Zniesławienie: Łaski św. Maravillas - rok po śmierci (15)

Byłam pogrążona w goryczy, na skutek nieporozumienia, które doprowadziło do zniesławienia mnie, upokorzenia i choroby ... Czułam, że tracę wiarę, nawet w Pana, nie miałam sił żeby przebaczyć i zapomnieć. Powierzałam się więc Matce Maravillas i dziś cieszę się niezmąconym pokojem wśród tylu kalumnii. Jak przykro nie móc tego opublikować! Ona towarzyszy mi stale.
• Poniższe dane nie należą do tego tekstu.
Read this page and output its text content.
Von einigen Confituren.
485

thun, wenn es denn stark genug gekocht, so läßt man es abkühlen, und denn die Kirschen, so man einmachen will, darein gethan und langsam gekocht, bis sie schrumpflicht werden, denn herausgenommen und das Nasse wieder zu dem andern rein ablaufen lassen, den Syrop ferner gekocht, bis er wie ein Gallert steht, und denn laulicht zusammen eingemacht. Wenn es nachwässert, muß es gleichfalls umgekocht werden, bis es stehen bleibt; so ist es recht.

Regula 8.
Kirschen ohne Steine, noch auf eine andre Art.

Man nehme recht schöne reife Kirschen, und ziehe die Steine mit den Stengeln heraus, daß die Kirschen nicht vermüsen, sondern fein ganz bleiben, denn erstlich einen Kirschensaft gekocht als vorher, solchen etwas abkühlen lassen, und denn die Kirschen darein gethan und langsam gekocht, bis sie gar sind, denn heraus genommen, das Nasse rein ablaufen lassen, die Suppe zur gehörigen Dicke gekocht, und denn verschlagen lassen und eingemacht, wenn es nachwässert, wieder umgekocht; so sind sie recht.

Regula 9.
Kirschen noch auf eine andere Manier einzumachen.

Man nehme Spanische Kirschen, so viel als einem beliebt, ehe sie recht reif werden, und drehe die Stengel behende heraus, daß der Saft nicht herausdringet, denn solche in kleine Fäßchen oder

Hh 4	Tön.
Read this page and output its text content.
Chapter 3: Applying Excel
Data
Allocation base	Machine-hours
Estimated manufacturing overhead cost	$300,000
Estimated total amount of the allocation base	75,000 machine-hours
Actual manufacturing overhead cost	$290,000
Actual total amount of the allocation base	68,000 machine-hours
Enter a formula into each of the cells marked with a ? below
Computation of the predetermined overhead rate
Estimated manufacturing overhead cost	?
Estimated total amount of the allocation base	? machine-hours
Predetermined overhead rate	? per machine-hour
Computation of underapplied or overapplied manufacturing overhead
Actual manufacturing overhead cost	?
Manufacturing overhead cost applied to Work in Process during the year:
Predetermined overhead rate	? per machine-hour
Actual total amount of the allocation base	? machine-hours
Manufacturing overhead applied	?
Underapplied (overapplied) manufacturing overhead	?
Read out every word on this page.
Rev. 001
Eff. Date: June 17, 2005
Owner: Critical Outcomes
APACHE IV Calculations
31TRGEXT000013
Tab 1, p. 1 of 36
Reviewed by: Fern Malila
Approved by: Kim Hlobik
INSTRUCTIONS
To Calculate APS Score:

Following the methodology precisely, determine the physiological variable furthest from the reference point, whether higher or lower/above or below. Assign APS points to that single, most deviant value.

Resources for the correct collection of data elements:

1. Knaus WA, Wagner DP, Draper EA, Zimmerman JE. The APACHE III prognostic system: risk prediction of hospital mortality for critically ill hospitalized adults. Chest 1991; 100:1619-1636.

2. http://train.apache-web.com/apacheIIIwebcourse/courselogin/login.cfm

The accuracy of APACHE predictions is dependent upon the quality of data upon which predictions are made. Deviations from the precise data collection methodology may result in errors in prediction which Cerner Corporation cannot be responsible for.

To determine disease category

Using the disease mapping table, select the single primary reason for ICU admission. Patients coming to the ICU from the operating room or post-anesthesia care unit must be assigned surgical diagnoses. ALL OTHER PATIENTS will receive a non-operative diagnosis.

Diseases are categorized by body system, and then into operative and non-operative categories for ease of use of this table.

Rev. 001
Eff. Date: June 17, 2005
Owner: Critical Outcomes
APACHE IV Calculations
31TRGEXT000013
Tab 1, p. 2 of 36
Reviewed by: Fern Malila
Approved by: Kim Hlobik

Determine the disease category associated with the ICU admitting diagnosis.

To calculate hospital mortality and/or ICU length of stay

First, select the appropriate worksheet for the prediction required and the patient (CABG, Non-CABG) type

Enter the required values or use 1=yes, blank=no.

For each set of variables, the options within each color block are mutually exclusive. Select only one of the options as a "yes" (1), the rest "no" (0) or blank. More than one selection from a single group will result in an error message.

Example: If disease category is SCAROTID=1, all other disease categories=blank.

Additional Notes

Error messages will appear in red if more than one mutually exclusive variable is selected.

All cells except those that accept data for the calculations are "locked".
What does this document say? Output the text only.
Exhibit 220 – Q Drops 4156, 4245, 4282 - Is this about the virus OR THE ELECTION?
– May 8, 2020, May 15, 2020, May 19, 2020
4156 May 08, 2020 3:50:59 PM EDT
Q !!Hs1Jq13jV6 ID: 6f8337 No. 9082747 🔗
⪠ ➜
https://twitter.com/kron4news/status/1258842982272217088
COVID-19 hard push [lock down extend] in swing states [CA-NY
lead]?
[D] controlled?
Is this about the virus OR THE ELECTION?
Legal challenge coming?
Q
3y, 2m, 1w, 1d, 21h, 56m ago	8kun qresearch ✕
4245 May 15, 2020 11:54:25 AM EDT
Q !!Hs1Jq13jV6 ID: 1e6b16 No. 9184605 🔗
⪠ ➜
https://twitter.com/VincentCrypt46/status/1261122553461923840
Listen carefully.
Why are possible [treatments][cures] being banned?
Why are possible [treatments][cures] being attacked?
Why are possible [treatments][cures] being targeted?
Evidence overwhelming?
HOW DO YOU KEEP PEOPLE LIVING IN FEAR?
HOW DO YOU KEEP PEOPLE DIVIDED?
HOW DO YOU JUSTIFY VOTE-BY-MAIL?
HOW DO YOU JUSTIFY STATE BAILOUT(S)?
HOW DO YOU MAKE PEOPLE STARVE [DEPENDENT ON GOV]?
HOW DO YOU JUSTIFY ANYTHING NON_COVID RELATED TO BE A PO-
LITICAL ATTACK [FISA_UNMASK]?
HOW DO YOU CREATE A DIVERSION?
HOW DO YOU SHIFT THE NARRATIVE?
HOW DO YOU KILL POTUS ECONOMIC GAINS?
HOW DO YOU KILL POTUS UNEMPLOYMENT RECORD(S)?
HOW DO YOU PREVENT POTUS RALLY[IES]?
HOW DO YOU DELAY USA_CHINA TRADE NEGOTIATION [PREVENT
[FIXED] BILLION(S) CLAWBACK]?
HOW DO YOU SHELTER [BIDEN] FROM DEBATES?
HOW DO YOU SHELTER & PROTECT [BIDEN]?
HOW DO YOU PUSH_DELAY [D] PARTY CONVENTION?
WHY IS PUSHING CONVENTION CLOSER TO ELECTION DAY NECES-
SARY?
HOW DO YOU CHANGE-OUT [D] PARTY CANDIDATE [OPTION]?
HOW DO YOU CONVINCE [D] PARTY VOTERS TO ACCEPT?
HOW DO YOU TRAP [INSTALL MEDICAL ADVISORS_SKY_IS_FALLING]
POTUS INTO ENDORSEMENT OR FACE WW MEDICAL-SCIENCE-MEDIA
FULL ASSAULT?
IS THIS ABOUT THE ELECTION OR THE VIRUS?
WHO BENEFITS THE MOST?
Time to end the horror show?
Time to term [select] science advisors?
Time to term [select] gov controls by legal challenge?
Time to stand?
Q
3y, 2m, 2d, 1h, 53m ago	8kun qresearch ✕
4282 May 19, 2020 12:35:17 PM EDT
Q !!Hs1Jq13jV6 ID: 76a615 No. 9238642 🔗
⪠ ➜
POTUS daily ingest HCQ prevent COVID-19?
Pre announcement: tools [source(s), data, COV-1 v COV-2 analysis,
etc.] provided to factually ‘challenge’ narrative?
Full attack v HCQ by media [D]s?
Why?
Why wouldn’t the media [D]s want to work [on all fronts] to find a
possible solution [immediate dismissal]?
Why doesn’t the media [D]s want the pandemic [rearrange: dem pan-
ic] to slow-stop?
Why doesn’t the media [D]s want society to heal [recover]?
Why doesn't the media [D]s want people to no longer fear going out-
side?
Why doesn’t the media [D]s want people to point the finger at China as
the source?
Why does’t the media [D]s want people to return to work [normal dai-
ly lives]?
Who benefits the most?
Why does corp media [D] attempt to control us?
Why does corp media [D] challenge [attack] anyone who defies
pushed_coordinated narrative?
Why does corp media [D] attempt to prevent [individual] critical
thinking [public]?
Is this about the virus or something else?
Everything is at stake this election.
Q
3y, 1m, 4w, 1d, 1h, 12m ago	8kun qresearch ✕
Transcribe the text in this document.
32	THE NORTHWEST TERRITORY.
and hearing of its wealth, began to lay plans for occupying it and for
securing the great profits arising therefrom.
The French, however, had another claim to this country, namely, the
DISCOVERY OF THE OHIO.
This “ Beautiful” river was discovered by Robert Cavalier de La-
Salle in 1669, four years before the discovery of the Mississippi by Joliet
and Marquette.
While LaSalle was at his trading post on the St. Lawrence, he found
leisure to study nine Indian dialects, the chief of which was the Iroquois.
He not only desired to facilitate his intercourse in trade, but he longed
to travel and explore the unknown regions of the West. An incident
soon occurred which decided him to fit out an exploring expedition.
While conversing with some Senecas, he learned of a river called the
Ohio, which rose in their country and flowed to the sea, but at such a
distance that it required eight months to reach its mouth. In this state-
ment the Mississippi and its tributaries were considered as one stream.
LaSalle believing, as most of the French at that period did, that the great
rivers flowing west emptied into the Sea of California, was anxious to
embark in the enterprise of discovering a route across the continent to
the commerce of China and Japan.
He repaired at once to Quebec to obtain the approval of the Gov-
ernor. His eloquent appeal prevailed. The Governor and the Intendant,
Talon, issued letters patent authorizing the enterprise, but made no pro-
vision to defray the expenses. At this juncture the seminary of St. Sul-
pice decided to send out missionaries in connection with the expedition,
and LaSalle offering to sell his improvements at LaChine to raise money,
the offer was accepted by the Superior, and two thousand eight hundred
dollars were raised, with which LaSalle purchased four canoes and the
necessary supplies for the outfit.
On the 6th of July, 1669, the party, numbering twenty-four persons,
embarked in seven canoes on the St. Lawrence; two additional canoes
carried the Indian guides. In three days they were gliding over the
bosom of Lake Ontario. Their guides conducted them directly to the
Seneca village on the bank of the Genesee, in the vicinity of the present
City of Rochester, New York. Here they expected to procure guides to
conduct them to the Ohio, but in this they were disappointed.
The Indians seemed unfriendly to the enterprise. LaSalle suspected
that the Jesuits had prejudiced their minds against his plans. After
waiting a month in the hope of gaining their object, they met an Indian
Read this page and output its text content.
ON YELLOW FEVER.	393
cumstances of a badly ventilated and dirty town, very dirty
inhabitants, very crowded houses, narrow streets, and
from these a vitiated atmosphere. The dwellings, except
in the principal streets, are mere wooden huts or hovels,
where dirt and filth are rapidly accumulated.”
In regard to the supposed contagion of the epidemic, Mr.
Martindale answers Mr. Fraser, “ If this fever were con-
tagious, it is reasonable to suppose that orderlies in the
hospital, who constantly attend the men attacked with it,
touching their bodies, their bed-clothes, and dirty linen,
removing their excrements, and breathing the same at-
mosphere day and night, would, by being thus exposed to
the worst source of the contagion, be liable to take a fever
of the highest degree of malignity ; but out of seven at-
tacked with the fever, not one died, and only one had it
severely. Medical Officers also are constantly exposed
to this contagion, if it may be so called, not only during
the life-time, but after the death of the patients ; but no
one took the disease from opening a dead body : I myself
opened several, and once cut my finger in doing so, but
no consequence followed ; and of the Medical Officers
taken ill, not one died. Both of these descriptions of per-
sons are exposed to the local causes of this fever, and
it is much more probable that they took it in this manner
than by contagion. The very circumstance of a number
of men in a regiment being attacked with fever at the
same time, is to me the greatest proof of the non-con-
Odczuwałam gorące pragnienie, żeby dowiedzieć się czegoś więcej o Matce. I pewnego dnia, gdy będąc zakrystianką przygotowywałam do Mszy św. przyszedł ksiądz celebrans i mówił mi o Matce Maravillas. Duszę moją napełniła radość, gdy usłyszałam o cudach, które zdziałała i że jej proces jest już na dobrej drodze. Chciałam ją zobaczyć na jakimś obrazku; i wielkie było moje zdziwienie, gdy we śnie pewnej nocy widziałam go w małej ramce w mojej celi. Wiedziałam że to tylko sen, ale mogłam potem stwierdzić w Sewilli, w domu rodziców, którzy mieli Biuletyn i obrazek Matki, że to była ona.